As reported by Bloomberg, Apple has sold $14 billion of bonds. The company is reportedly taking advantage of cheaper borrowing costs in order to return more cash to its shareholders.
The company issued debt in six parts. The longest portion of the offering, a 40-year security, will yield 95 basis points above Treasuries, after initially discussing between 115 and 120 basis points, according to a person with knowledge of the matter, who asked not to be identified as the details are private.
The report notes that Apple had only made moves like this once a year until 2020, but the low interest rates of the past year made the practice more appealing to the company.

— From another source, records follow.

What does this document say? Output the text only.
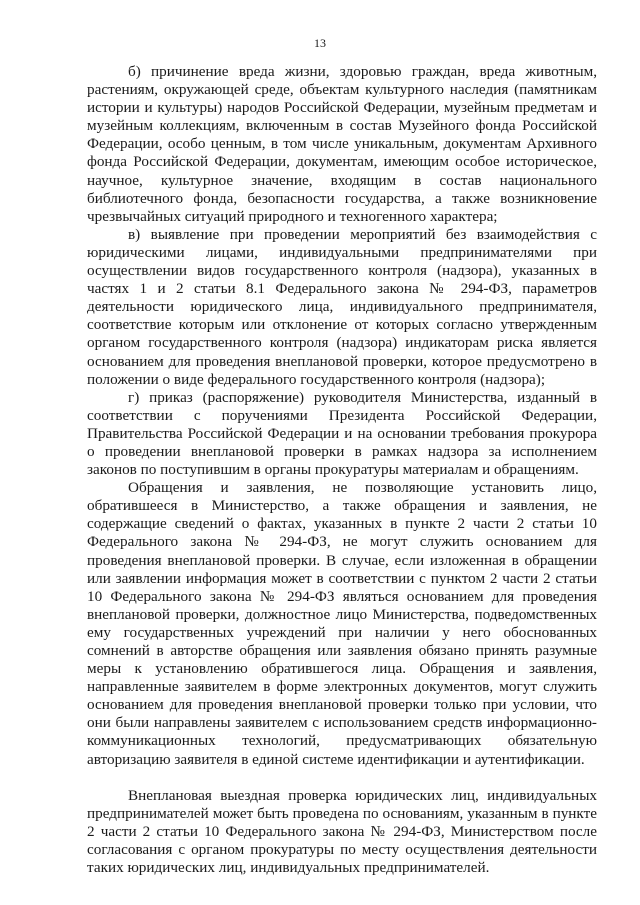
13

б) причинение вреда жизни, здоровью граждан, вреда животным, растениям, окружающей среде, объектам культурного наследия (памятникам истории и культуры) народов Российской Федерации, музейным предметам и музейным коллекциям, включенным в состав Музейного фонда Российской Федерации, особо ценным, в том числе уникальным, документам Архивного фонда Российской Федерации, документам, имеющим особое историческое, научное, культурное значение, входящим в состав национального библиотечного фонда, безопасности государства, а также возникновение чрезвычайных ситуаций природного и техногенного характера;

в) выявление при проведении мероприятий без взаимодействия с юридическими лицами, индивидуальными предпринимателями при осуществлении видов государственного контроля (надзора), указанных в частях 1 и 2 статьи 8.1 Федерального закона № 294-ФЗ, параметров деятельности юридического лица, индивидуального предпринимателя, соответствие которым или отклонение от которых согласно утвержденным органом государственного контроля (надзора) индикаторам риска является основанием для проведения внеплановой проверки, которое предусмотрено в положении о виде федерального государственного контроля (надзора);

г) приказ (распоряжение) руководителя Министерства, изданный в соответствии с поручениями Президента Российской Федерации, Правительства Российской Федерации и на основании требования прокурора о проведении внеплановой проверки в рамках надзора за исполнением законов по поступившим в органы прокуратуры материалам и обращениям.

Обращения и заявления, не позволяющие установить лицо, обратившееся в Министерство, а также обращения и заявления, не содержащие сведений о фактах, указанных в пункте 2 части 2 статьи 10 Федерального закона № 294-ФЗ, не могут служить основанием для проведения внеплановой проверки. В случае, если изложенная в обращении или заявлении информация может в соответствии с пунктом 2 части 2 статьи 10 Федерального закона № 294-ФЗ являться основанием для проведения внеплановой проверки, должностное лицо Министерства, подведомственных ему государственных учреждений при наличии у него обоснованных сомнений в авторстве обращения или заявления обязано принять разумные меры к установлению обратившегося лица. Обращения и заявления, направленные заявителем в форме электронных документов, могут служить основанием для проведения внеплановой проверки только при условии, что они были направлены заявителем с использованием средств информационно-коммуникационных технологий, предусматривающих обязательную авторизацию заявителя в единой системе идентификации и аутентификации.

Внеплановая выездная проверка юридических лиц, индивидуальных предпринимателей может быть проведена по основаниям, указанным в пункте 2 части 2 статьи 10 Федерального закона № 294-ФЗ, Министерством после согласования с органом прокуратуры по месту осуществления деятельности таких юридических лиц, индивидуальных предпринимателей.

Until 2020, Apple hadn't borrowed in the U.S. investment-grade market more than once in a calendar year since 2017. But rock-bottom interest rates proved too tempting for the world's most valuable company to pass up as it pursues aggressive share buybacks and dividends.
Robert Schiffman, a senior credit analyst at Bloomberg, says that Apple's move indicates higher shareholder returns.
"Apple is returning to the bond market, even with $196 billion of cash on hand, which we believe suggests the pace of shareholder returns is likely to rise to new highs."
The person familiar with the matter says that the company plans to use the funds for a variety of "general corporate purposes."
The tech giant said it will use the proceeds for general corporate purposes, including buying back stock and paying dividends. It may also be used in funding for working capital, capital expenditures, acquisition and repayment of debt, the person said.
Apple just came off a record quarter, raking in $111.4 billion in the first quarter of 2021.